Gun violence in entertainment is pervasive. Nearly every photo I could find for "Action Hero" had at least one gun in it. They should be called "Gun Heroes" instead.
Gun violence in entertainment is pervasive. Nearly every photo I could find for "Action Hero" had at least one gun in it. They should be called "Gun Heroes" instead.
1. Guns Are Deeply Entrenched Symbols, And It's Unhealthy.
America has many myths, and guns are important to a lot of them.
We tend to lionize the rowdier aspects of our frontier past, with imagery of gun slinging cowboys dispensing justice from the end of a Colt 45. Movies and video games portray guns as a way to destroy evil doers or eliminate a threat a heck of a lot more often than they realistically portray the type of gun violence that makes headlines in this country nearly daily. I grew up being bombarded by heroic depictions of gun play, and although I knew the difference between reality and fiction, I look at that kind of stuff now and wonder why we're still more concerned with nudity in movies than we are gun violence. That's a really weird and unhealthy way to view the world, in my opinion.

Too often guns are shown to be totems of power, the only way to deal with a conflict, and as a symbol of masculinity. It's stupid. I personally began to feel less powerful whenever I carried a gun. Living in fear while going about my business just made me feel weak and paranoid.

I would never champion censorship, but it's time more people take responsibility for the violent films and games they allow kids exposure to, because the only way anything will ever progress is through a change in societal attitudes. Shaking one's head in disgust at the latest mass shooting before going to buy the hottest new first person shooter ignores the fact that we all are part of this.

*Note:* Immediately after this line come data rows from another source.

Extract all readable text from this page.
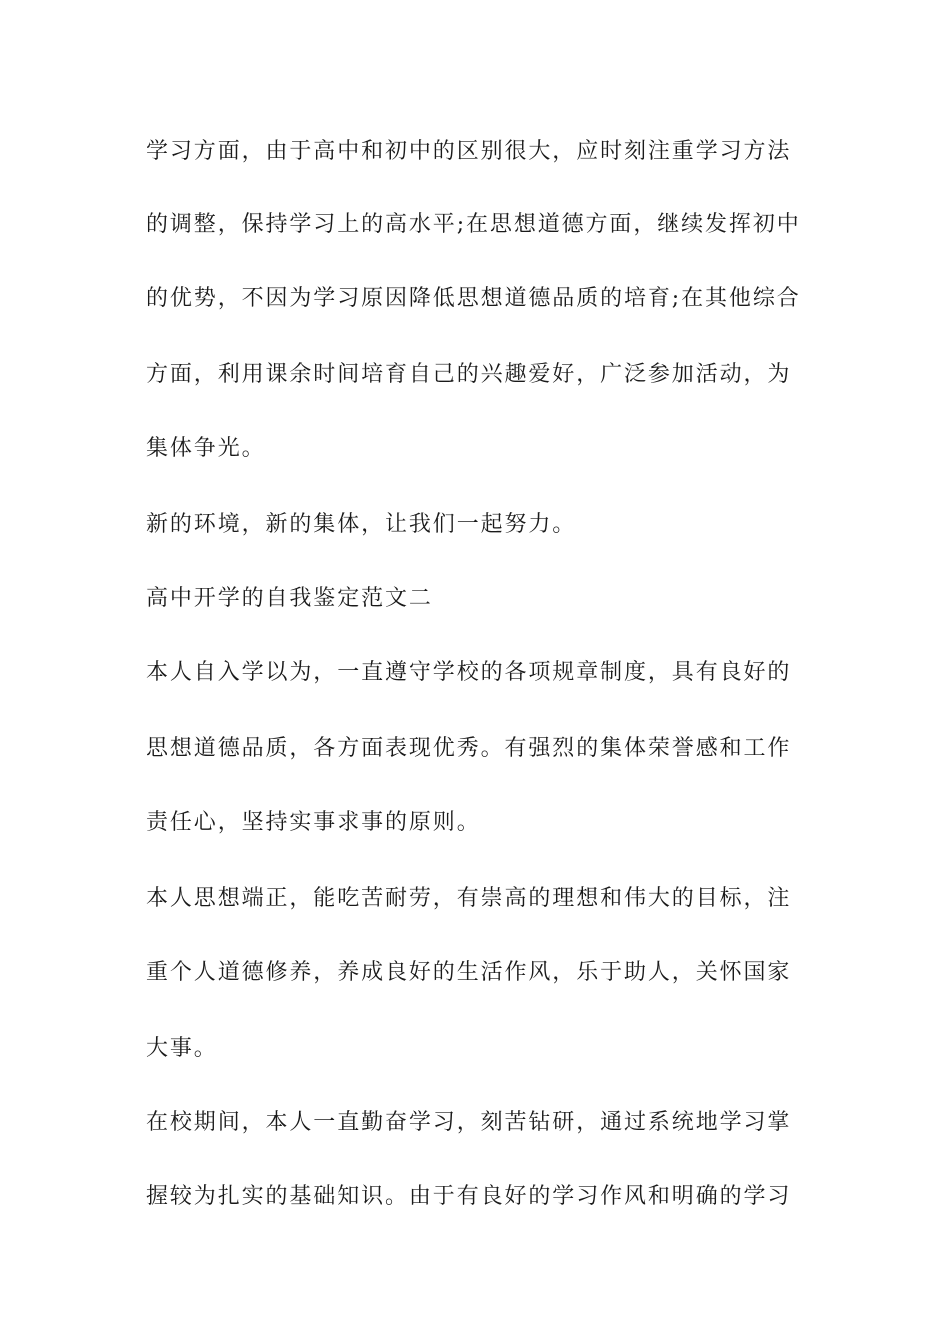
学习方面，由于高中和初中的区别很大，应时刻注重学习方法
的调整，保持学习上的高水平;在思想道德方面，继续发挥初中
的优势，不因为学习原因降低思想道德品质的培育;在其他综合
方面，利用课余时间培育自己的兴趣爱好，广泛参加活动，为
集体争光。
新的环境，新的集体，让我们一起努力。
高中开学的自我鉴定范文二
本人自入学以为，一直遵守学校的各项规章制度，具有良好的
思想道德品质，各方面表现优秀。有强烈的集体荣誉感和工作
责任心，坚持实事求事的原则。
本人思想端正，能吃苦耐劳，有崇高的理想和伟大的目标，注
重个人道德修养，养成良好的生活作风，乐于助人，关怀国家
大事。
在校期间，本人一直勤奋学习，刻苦钻研，通过系统地学习掌
握较为扎实的基础知识。由于有良好的学习作风和明确的学习
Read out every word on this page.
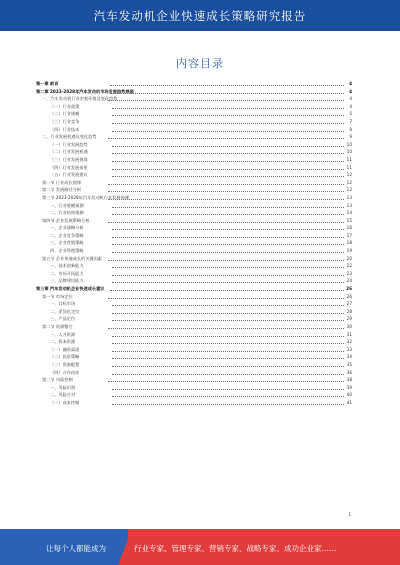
汽车发动机企业快速成长策略研究报告
内容目录
第一章 前言	4
第二章 2023-2028年汽车发动机市场发展趋势展望	4
一、汽车发动机行业宏观环境及变化趋势	4
（一）行业政策	4
（二）行业规模	5
（三）行业竞争	7
（四）行业技术	8
二、行业发展机遇及变化趋势	9
（一）行业发展趋势	10
（二）行业发展机遇	10
（三）行业发展挑战	11
（四）行业发展前景	11
（五）行业发展建议	12
第一节 行业成长规律	12
第二节 发展路径分析	12
第三节 2023-2028年汽车发动机行业发展预测	13
一、行业规模预测	13
二、行业结构预测	14
第四节 企业发展策略分析	15
一、企业战略分析	16
二、企业竞争策略	17
三、企业营销策略	18
四、企业管理策略	19
第五节 企业快速成长的关键因素	20
一、技术创新能力	22
二、市场开拓能力	23
三、品牌建设能力	24
第三章 汽车发动机企业快速成长建议	26
第一节 市场定位	26
一、目标市场	27
二、差异化定位	28
三、产品定位	29
第二节 资源整合	30
一、人才资源	31
二、资本资源	32
（一）融资渠道	33
（二）投资策略	34
（三）资源配置	35
（四）合作伙伴	36
第三节 风险控制	38
一、风险识别	39
二、风险应对	40
（一）成本控制	41
1
让每个人都能成为	行业专家、管理专家、营销专家、战略专家、成功企业家……
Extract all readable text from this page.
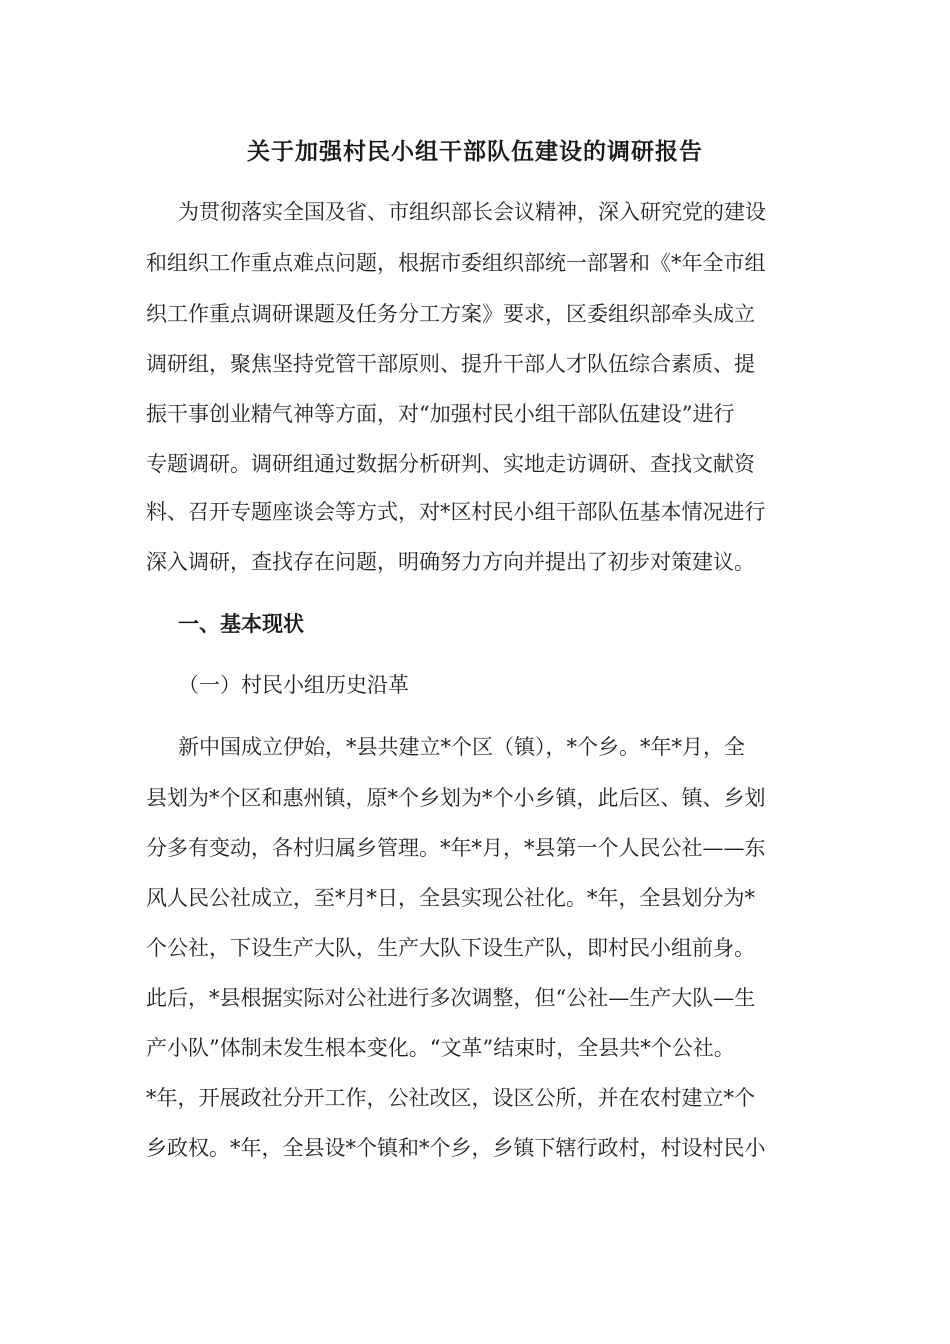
关于加强村民小组干部队伍建设的调研报告
为贯彻落实全国及省、市组织部长会议精神，深入研究党的建设
和组织工作重点难点问题，根据市委组织部统一部署和《*年全市组
织工作重点调研课题及任务分工方案》要求，区委组织部牵头成立
调研组，聚焦坚持党管干部原则、提升干部人才队伍综合素质、提
振干事创业精气神等方面，对“加强村民小组干部队伍建设”进行
专题调研。调研组通过数据分析研判、实地走访调研、查找文献资
料、召开专题座谈会等方式，对*区村民小组干部队伍基本情况进行
深入调研，查找存在问题，明确努力方向并提出了初步对策建议。
一、基本现状
（一）村民小组历史沿革
新中国成立伊始，*县共建立*个区（镇），*个乡。*年*月，全
县划为*个区和惠州镇，原*个乡划为*个小乡镇，此后区、镇、乡划
分多有变动，各村归属乡管理。*年*月，*县第一个人民公社——东
风人民公社成立，至*月*日，全县实现公社化。*年，全县划分为*
个公社，下设生产大队，生产大队下设生产队，即村民小组前身。
此后，*县根据实际对公社进行多次调整，但“公社—生产大队—生
产小队”体制未发生根本变化。“文革”结束时，全县共*个公社。
*年，开展政社分开工作，公社改区，设区公所，并在农村建立*个
乡政权。*年，全县设*个镇和*个乡，乡镇下辖行政村，村设村民小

Just last week a TV journalist and cameraman were gunned down on film by another creep who decided to use a gun to vent his frustrations at the world. Just a couple of months ago a racist monster turned his gun on the parishioners of a historic African American church. There have been numerous mass shootings in schools and movie theaters across the country in recent years. Guns aren't going anywhere soon, that is certain. Obama isn't going to take them all (like a lot of paranoid gun nuts predicted), and the Second Amendment isn't going to be negated. A widespread gun ban isn't likely to happen either, so some folks can relax on their plan to finish that bunker they're building.

Most of us don't live in the Wild West anymore, and prefer civilized life, so maybe it's time to look at the reality of gun violence in this country and try to do better. I used to have a huge collection of firearms, and I came to feel that there was no reason for me to have them, and that it merely reflected a toxic personal attitude about guns. While I don't advocate a total ban, and think they still have a place in our society, I also don't think that it's healthy to continue the way we've been going.
Rather than fighting over what the Second Amendment really mens, perhaps it's time we should at least look at where we are at now, and try to look at gun violence and our collective preoccupation with deadly weapons, and figure out a better way to do things. Doing nothing isn't helping, and the body count continues to rise daily.